Die beiden Frauen hatten sich ausnahmsweise den Donnerstagmittag frei genommen. Und Taluna hatte doch noch einige ihrer kostbaren Überstunden geopfert. Nachdem sie am Vormittag beinah mit dem Kopf auf den Tisch geknallt war, hatte Susan sie schließlich dazu überreden können. Also frönte sie zusammen mit ihren beiden Freundinnen ihrem einzigen Laster – Shopping.

Da Heyton – so wie beinah alle großen Städte – beinah frei von jeglichen Wolkenkratzern war, hatte es eine wunderschöne Innenstadt. Durch das Tier in den Nairi, dass sie trotz ihrer dauerhaften Wandlung zum Menschen nicht vollkommen unterdrücken konnten, waren die Städte und Siedlungen offen und möglichst naturbelassen gestaltet worden. In engen Gassen, riesigen Gebäuden und dunklen Büros fühlten sie sich nicht wohl. Somit waren die Bürogebäude relativ niedrig, hatten viele Fenster und überall in der Stadt wuchsen Bäume, Büsche und Hecken.

'Verdammt', ärgerte sich Taluna im Stillen und unterdrückte ein Seufzen. Eigentlich war es viel zu warm und sonnig für eine Gänsehaut, aber Taluna konnte dieses Gefühl beim besten Willen nicht abschütteln. Ein unsichtbarer Eiswürfel glitt ihr in regelmäßigen Abständen den Rücken hinunter und ließ sie frösteln.

Als sie Kathy und Gloria davon erzählte, sahen beide sie ungläubig an. Frustriert warf Taluna die Arme in die Luft und meinte pampig: „Es ist schon schlimm genug, dass ich mich anseht als wäre ich verrückt. Aber wenn ich daran denke, dass ich in eurer Praxis jeden Tag mit Verrückten zutun habt, lässt mich das wenig hoffen."

Kathy schüttelt stumm den Kopf, während Gloria sich versöhnlich bei Taluna einhakte. „Kann ein Eis mit viel Sahne unsere miesepetrige Miezekatze wieder aufheitern?"

Missbilligend sah Taluna zu ihrer Freundin und fauchte sie an. Ungehalten schüttelte Gloria den Kopf und ihre dunkelbraunen Locken hüpften fröhlich.

„Böses Kätzchen. Wo hast du denn deine Manieren gelassen?"

„Die liegen leider daheim unterm Bett. Du weißt genau, dass ich es hasse, wenn du mich so aufziehst."

Gespielt getroffen legte Gloria ihre Hand auf die Brust und sah Kathy bestürzt an. „Haben Sie das gehört Dr. Nilsen?

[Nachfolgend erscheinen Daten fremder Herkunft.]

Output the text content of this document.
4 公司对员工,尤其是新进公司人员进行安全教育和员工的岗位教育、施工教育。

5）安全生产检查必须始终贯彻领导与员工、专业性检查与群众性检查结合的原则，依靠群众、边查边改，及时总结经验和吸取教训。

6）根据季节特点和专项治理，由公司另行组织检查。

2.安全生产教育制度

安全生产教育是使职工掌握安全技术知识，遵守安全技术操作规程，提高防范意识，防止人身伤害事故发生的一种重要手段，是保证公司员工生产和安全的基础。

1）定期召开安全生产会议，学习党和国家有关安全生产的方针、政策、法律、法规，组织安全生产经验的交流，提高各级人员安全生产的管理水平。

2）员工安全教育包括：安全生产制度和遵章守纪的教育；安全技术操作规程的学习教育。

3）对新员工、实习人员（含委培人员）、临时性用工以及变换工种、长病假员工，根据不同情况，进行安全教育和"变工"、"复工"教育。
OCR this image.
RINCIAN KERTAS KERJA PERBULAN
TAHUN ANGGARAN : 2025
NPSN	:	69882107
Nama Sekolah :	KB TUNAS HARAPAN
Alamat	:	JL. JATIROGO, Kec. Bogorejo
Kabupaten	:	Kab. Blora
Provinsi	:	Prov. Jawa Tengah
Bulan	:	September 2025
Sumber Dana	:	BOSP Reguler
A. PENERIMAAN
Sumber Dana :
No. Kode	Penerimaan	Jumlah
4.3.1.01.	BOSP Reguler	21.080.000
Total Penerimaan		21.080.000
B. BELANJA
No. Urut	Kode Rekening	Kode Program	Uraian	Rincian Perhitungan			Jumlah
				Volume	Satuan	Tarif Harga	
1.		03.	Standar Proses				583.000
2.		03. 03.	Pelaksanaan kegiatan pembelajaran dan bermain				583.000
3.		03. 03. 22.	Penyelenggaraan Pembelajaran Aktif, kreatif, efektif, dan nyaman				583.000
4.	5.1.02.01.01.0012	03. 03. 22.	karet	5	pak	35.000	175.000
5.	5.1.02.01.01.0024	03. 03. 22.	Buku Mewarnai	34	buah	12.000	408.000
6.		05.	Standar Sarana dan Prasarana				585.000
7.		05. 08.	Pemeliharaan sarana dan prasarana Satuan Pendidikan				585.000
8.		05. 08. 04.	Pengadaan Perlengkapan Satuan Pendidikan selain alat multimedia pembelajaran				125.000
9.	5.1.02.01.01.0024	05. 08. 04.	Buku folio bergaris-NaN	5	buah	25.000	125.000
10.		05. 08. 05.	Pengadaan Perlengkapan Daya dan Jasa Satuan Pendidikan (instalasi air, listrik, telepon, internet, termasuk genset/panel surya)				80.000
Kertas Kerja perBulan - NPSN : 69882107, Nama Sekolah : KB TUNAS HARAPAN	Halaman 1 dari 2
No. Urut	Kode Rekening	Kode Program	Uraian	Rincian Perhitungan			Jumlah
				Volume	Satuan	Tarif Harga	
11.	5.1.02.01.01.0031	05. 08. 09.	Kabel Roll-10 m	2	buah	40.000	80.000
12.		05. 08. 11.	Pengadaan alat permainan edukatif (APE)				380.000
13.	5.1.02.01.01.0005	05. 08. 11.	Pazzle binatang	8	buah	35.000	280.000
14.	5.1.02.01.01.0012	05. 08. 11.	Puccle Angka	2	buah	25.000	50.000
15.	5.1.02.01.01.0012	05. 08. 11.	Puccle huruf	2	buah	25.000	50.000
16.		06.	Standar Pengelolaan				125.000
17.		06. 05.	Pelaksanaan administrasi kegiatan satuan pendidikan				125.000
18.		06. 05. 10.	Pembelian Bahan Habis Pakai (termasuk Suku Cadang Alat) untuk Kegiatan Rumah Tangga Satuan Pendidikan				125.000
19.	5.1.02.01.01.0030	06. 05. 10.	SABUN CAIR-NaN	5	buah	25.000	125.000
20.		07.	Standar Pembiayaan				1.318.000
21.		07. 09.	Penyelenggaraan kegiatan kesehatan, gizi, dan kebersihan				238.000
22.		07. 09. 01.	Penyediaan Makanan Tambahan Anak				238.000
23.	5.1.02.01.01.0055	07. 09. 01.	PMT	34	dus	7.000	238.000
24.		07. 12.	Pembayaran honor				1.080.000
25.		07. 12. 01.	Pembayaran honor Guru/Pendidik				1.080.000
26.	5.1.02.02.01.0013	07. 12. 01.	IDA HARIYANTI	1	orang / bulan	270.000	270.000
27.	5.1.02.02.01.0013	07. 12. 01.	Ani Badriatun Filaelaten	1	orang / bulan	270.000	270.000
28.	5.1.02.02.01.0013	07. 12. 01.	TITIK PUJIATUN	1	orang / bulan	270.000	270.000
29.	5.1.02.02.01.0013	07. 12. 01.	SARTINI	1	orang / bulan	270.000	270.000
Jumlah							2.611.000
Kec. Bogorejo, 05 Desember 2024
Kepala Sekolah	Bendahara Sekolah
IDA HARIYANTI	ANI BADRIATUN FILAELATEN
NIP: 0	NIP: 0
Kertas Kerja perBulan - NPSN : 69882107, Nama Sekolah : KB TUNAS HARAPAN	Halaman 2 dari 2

Die Patientin ist offensichtlich gereizt."

Kathy biss sich auf die Innenseite der Wangen und nickte ernst. „Da haben Sie Recht meine Liebe. Dennoch würde ich Ihnen davon abraten, sie noch weiter zu provozieren."

Aus Talunas Kehle drang ein Laut, der nichts Menschliches mehr an sich hatte. Eher etwas von einem wirklich wütenden Tier.

Schnell eilte Kathlen an die andere Seite ihrer Freundin und hakte sich ebenfalls bei ihr ein. „Ruhig Blut. Wenn du so weitermachst, sträubt sich bald dein Fell."

Gezielt atmete Taluna ein und aus, wie sie es schon im Kindergarten gelernt hatte. Schon früh bekamen die Kinder der Nairi Unterricht in solchen Beruhigungstechniken. Denn keiner wollte, dass auch nur aus Versehen ein menschliches Kind verletzt wurde, nur weil sich ein junger Nairi nicht beherrschen konnte.

'Ja, Stärke erfordert ein hohes Maß an Disziplin', rief sich Taluna den Lehrspruch ihrer Kindergärtnerin in Erinnerung und merkte, wie sich ihr Temperament langsam wieder abkühlte.

Zu dritt und Arm in Arm gingen die Frauen auf ihr Lieblingseiscafé am Marktplatz von Heyton zu. Es war eine weite Fläche, die mit hellen Steinen gepflastert war und in deren Mitte ein hoher Brunnen stand. Gesäumt von vielen kleinen Geschäften, Restaurants und Cafés war es ein idyllisches Flecken, das Taluna schon oft fotografiert hatte. Auch heute hätte sie gerne ihre Kamera dabeigehabt, um das Sonnenlicht einzufangen, das im Wasser des Brunnens funkelte.